Main image of article Boredom is an Employee's First Look Toward the Door
  More companies are coveting their competitors' talent this year. To counter that, businesses are offering flexibility and low-cost perks like telecommuting. Since these have limited appeal, and most companies can't afford to be as generous as, say, Google and Microsoft when it comes to putting down cash, HR and line managers face quite a conundrum. One thing they can do to give themselves an advantage is to understand this: The first step toward keeping employees happy isn't about things like flextime or money. It's about engagement. On his excellent blog Rands in Repose, author and software engineer manager Michael Lopp suggests that the first warning sign of a staff member becoming poachable is boredom. Of course, any number of other factors can come into play, but boredom is kind of like a rust pit on your car: Address it early and it's cheap and easy to fix. Let it go and you're looking at either spending real money on repairs, or buying that new minivan you didn't really want. The challenge, Lopp observes, is boredom "shows up quietly and appears to pose no immediate threat. This makes it both easy to address and easy to ignore." Boredom tends to begin quietly and gain momentum. First, someone just sighs a lot, but then he gets sloppy. He starts to daydream more. Maybe he pokes around for what looks like a better job, but even if he doesn't, he certainly loses focus. The work he does every day becomes just a job. His resistance to the lure of other companies diminishes. Then one day he comes in and quits. Counter offers might keep him around for a while, but probably only for a while. Lopp has suggestions for keeping people engaged:
  • Keep an interesting problem squarely in front of them.
  • Let them experiment.
  • Protect their time so they can experiment.

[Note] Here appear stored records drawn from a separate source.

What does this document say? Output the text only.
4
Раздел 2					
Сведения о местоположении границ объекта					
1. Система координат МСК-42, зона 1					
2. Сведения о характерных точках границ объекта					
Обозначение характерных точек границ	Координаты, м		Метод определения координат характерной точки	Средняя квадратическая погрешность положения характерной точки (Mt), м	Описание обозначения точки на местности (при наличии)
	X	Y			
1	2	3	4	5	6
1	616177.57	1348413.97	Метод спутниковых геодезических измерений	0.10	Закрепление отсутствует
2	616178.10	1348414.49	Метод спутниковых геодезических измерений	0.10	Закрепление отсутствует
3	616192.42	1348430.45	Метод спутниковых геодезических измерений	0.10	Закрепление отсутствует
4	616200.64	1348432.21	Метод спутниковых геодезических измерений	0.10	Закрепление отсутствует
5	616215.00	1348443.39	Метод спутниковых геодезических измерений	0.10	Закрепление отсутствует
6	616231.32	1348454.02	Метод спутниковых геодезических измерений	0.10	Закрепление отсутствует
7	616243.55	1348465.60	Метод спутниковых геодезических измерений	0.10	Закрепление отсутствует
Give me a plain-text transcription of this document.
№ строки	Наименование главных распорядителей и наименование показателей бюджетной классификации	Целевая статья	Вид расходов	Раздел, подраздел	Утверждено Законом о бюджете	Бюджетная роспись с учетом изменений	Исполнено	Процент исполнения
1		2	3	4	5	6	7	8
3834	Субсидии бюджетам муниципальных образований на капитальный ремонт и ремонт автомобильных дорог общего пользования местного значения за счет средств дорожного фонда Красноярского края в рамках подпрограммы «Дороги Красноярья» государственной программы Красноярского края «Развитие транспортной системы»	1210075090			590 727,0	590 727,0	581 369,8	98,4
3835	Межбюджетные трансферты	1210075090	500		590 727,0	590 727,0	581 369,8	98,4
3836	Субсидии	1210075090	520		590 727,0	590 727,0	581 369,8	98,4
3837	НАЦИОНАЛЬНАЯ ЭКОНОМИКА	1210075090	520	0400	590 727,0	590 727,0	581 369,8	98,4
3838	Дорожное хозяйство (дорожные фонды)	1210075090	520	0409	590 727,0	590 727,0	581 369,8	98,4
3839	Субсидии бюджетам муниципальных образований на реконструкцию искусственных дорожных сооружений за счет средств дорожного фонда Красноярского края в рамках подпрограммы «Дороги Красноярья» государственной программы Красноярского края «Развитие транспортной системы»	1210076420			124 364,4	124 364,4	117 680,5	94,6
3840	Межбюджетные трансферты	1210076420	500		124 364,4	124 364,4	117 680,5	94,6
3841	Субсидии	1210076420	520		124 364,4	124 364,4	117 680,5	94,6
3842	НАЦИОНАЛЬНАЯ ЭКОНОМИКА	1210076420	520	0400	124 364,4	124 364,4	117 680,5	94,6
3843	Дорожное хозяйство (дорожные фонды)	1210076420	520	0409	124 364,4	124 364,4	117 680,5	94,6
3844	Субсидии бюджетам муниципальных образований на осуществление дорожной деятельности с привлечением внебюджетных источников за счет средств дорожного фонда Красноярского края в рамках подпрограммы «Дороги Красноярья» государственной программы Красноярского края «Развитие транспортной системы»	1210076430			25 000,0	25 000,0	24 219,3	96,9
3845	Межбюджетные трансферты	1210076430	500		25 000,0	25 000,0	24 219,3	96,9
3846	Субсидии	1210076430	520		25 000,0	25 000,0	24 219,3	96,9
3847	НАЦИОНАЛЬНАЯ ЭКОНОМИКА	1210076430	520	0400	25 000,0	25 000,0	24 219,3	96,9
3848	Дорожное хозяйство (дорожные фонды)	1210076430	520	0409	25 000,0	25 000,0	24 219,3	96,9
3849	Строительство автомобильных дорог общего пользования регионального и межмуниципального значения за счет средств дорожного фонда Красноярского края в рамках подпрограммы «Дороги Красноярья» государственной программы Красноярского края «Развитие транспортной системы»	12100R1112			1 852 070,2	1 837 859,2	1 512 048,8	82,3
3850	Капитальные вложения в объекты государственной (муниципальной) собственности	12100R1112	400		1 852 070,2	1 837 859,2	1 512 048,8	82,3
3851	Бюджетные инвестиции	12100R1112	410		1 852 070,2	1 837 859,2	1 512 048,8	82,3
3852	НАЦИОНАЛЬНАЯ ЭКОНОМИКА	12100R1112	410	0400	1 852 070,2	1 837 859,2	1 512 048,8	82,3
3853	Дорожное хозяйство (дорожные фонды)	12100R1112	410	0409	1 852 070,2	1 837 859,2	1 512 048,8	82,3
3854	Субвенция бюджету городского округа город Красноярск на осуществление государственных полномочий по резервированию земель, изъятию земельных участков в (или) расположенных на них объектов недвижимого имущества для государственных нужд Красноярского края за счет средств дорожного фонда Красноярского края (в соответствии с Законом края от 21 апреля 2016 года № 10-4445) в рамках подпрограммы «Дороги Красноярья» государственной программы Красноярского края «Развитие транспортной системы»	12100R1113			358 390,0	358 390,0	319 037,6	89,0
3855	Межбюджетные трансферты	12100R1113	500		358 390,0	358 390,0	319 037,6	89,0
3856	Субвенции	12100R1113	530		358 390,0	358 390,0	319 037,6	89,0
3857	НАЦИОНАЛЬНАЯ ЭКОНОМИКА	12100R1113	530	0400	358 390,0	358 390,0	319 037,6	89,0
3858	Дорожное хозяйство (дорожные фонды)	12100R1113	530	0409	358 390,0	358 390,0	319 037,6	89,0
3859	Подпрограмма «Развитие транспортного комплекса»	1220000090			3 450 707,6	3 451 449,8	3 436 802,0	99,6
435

  • Don't always give one person the tough and lousy assignments. Spread them out.
  • Aggressively remove noise.
  • Keep them up to date on your thoughts, plans and how you're going to help them reach their goals.
These are all good points, but they can't come into play if managers don't realize handling boredom is a part of their job. It can't simply be chalked up as one of the realities of life. Unfortunately, most seem to stay in precisely that lackadaisical place. While it's true boring tasks are a part of working life, if that's where a managers' thoughts end, sooner or later they're going to have problems keeping people on board.